As the Volkswagen emissions scandal continues to unfold I have, over the past couple of weeks, been asking a number of industry public and media relations people, along with some senior car company executives – off the record – how they would handle such a crisis, and indeed, how did they rate VW’s handling of the affair.

The questions have been met with looks of horror at the prospect of having to deal with such a crisis with the general consensus being that the situation had not been handled at all well in PR terms. Maybe a large part of this is due to the fact that the press and PR function has been somewhat neutered within car companies over the past 20 years.

In a digital age where the internet can spread the word like wildfire, this is extremely dangerous. News now, perhaps more than ever, needs to be managed – especially bad news. When I first came into the industry, the top PR was often regarded as the ‘face’ of the company. The go-to person for information, on or off the record.

With the spectre of a scandal looming, the PR chief would likely telephone key media players and invite them out for a five Martini lunch where the situation would be explained (off the record, of course) and the story would unfold in a measured and informed way – not bursting out into the world on a wave of mass hysteria.

Unfortunately now, PRs are more likely to be seen a gatekeepers, doing all they can to hold information back while carefully treading in the footsteps of whichever exec they are guarding. Trying to actually speak to a PR in some companies is almost impossible. Telephones are unanswered, voice mail and email ignored.

The upshot is that when a story breaks there is no control: Why would a journalist bother to try and contact a PR department which had ignored all previous calls?

The VW drama is a case in point. Let’s unpick it: The German car company has basically cheated the system by having a clever piece of software that could detect when the vehicle is being tested and then make the necessary adjustments to enable the engine to pass emissions tests.

Well, cheating in exams is nothing new. Indeed working out the best way to pass a test is a perfectly legitimate pastime: You do exactly what is necessary to pass a school exam, a driving test or even a job interview – then you forget most of it and get on with life in the real world. Testing procedures for emissions, CO2 and fuel economy are so far out of kilter with the real world they are off the scale.

Anyway, the boss of VW of America is on record as saying the company knew it had been rumbled in May 2014 when a university in Virginia discovered something was wrong. So what has been going on in those past 16 months? This is a classic example of a story that needed to be managed. A PR with clout would have said back in May 2014 “Is this real, have we really been cheating?.” What they should have advised is that the company ‘fesses up – kind of. “Oh, we have discovered a malfunction in the software which may have screwed up the emissions test, but we’re on it. We’ll get the cars back and work on the issue.”
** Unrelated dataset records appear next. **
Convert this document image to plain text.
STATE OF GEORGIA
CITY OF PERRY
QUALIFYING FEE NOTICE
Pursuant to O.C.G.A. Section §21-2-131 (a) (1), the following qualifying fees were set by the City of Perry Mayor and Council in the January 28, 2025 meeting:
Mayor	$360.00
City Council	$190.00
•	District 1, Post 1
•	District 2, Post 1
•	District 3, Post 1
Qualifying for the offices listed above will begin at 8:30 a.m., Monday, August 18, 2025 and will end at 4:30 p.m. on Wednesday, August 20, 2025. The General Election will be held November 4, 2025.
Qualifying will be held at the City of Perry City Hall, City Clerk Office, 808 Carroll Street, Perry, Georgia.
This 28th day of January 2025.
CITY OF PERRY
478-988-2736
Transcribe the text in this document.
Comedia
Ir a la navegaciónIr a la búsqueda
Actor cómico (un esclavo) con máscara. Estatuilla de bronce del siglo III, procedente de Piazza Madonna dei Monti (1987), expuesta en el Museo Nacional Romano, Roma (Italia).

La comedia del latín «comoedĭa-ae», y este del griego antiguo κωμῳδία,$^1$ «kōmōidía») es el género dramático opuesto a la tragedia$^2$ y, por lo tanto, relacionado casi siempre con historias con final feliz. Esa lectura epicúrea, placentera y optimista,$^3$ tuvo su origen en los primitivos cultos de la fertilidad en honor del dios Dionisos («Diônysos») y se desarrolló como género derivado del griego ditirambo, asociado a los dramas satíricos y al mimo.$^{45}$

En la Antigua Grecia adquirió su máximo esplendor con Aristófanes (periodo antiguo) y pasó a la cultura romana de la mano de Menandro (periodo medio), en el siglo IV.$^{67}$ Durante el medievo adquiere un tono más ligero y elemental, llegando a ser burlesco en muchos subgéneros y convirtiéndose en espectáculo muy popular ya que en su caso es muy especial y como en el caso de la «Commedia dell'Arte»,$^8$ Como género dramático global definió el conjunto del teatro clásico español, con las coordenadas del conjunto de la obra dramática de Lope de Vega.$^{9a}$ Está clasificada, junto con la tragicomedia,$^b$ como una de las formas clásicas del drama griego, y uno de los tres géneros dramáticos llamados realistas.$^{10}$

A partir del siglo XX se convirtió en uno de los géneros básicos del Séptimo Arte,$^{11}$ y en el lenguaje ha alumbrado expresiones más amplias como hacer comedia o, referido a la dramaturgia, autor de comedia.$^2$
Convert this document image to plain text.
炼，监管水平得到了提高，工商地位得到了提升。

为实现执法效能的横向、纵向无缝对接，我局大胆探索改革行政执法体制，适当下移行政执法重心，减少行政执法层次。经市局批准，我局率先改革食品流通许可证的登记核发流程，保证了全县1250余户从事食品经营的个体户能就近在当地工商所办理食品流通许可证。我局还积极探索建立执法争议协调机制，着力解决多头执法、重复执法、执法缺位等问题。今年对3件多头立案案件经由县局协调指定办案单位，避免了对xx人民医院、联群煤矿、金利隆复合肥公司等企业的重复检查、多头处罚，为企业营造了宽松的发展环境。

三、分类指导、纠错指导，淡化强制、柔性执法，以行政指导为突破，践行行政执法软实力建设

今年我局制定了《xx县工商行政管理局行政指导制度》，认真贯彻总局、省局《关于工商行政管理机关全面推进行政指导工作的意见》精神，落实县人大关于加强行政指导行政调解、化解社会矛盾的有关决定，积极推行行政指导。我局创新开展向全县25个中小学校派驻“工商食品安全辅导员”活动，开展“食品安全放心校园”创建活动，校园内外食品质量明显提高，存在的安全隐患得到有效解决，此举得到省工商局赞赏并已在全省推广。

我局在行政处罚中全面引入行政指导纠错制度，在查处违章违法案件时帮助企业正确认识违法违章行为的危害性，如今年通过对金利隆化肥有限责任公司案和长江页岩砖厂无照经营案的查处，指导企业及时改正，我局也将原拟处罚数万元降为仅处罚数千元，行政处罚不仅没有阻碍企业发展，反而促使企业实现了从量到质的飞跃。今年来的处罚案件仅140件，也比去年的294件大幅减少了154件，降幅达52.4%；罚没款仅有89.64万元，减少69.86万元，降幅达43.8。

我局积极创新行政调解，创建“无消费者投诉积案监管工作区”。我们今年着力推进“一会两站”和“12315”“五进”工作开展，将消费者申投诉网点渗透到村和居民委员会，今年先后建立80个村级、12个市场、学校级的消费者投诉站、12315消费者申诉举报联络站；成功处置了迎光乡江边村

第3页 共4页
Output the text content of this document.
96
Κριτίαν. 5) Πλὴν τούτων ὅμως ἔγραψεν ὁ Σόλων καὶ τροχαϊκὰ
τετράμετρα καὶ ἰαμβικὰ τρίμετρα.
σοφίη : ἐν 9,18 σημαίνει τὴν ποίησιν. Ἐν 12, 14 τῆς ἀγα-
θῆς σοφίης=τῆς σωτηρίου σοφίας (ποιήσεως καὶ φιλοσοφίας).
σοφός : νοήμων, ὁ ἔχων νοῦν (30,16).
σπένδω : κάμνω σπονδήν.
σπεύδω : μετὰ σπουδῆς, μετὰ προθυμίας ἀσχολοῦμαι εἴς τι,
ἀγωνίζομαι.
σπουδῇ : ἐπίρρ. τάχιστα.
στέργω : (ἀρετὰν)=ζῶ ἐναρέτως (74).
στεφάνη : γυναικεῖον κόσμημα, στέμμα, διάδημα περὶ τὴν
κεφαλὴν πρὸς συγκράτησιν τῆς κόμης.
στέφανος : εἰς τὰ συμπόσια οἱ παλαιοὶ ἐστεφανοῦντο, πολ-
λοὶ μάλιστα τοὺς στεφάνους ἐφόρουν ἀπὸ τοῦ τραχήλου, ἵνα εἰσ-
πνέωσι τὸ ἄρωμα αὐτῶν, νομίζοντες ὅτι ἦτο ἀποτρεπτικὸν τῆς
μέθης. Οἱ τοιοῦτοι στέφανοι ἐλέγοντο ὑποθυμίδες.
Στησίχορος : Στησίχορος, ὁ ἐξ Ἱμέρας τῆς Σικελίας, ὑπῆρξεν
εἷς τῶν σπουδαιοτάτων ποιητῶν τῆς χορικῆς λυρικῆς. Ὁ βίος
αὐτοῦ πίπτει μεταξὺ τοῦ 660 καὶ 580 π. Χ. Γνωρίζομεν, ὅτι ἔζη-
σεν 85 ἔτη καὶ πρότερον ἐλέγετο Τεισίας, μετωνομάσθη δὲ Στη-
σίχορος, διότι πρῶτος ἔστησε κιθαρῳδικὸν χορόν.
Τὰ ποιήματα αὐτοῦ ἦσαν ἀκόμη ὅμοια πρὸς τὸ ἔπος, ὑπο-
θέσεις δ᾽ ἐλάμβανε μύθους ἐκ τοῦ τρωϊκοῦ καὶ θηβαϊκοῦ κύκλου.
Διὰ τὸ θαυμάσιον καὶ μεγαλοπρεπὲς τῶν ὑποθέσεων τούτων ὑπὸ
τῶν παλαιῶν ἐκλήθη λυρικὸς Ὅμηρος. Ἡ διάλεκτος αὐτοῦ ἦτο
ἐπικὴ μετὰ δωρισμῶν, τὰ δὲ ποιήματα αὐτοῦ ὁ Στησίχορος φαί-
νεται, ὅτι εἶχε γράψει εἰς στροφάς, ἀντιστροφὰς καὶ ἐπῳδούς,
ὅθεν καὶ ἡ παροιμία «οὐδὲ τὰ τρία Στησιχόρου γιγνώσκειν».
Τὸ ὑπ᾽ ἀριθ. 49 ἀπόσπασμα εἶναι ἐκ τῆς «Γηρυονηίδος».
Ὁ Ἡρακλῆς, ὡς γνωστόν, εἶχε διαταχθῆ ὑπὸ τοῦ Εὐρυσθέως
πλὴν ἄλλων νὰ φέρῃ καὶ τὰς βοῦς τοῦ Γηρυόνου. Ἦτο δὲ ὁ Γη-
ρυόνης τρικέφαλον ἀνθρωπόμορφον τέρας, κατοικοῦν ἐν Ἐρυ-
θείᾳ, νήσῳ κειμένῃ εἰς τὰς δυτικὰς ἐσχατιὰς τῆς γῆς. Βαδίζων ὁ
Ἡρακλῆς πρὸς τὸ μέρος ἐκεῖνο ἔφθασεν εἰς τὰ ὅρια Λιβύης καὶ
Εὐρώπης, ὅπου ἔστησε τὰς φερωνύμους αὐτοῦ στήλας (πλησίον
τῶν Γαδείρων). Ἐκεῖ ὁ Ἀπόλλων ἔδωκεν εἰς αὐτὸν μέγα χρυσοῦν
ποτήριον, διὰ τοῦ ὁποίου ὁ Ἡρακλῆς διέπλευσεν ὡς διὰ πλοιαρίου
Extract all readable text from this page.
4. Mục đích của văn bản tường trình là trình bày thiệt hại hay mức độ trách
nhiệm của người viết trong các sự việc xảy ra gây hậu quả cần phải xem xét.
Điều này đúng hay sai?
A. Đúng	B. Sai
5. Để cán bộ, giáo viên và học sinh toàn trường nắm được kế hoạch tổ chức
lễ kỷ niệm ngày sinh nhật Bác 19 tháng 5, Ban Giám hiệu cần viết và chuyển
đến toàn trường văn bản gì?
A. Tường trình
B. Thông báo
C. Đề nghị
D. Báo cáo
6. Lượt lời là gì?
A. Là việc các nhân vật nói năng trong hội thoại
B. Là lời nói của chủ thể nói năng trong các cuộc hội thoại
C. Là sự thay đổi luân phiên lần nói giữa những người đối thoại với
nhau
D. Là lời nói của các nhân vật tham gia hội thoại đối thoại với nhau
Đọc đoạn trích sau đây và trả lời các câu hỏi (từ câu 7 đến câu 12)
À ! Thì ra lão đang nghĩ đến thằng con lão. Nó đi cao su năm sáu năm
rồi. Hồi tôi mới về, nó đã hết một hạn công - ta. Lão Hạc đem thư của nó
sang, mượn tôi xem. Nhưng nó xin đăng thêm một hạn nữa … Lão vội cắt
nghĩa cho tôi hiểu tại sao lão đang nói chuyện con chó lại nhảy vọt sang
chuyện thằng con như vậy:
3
Now, I can see the management board saying at the time that it was concerned about losing face and not to mention the cost of a recall. The cost?? It would have been nowhere close to the $11bn VW is now into and that’s without the numerous class actions being brought by lawyers worldwide.

Back in May last year, the genie was out of the bottle and I guess I am sort of impressed VW managed to keep a lid on it for so long. But it was always going to get out and that’s when you need good PR – someone to manage the news not suppress it.

After all, VW is now taking out huge media advertisements saying how concerned the company is about losing the trust of its customers. Had it trusted its customers with the news earlier it may not be in the predicament it is in now.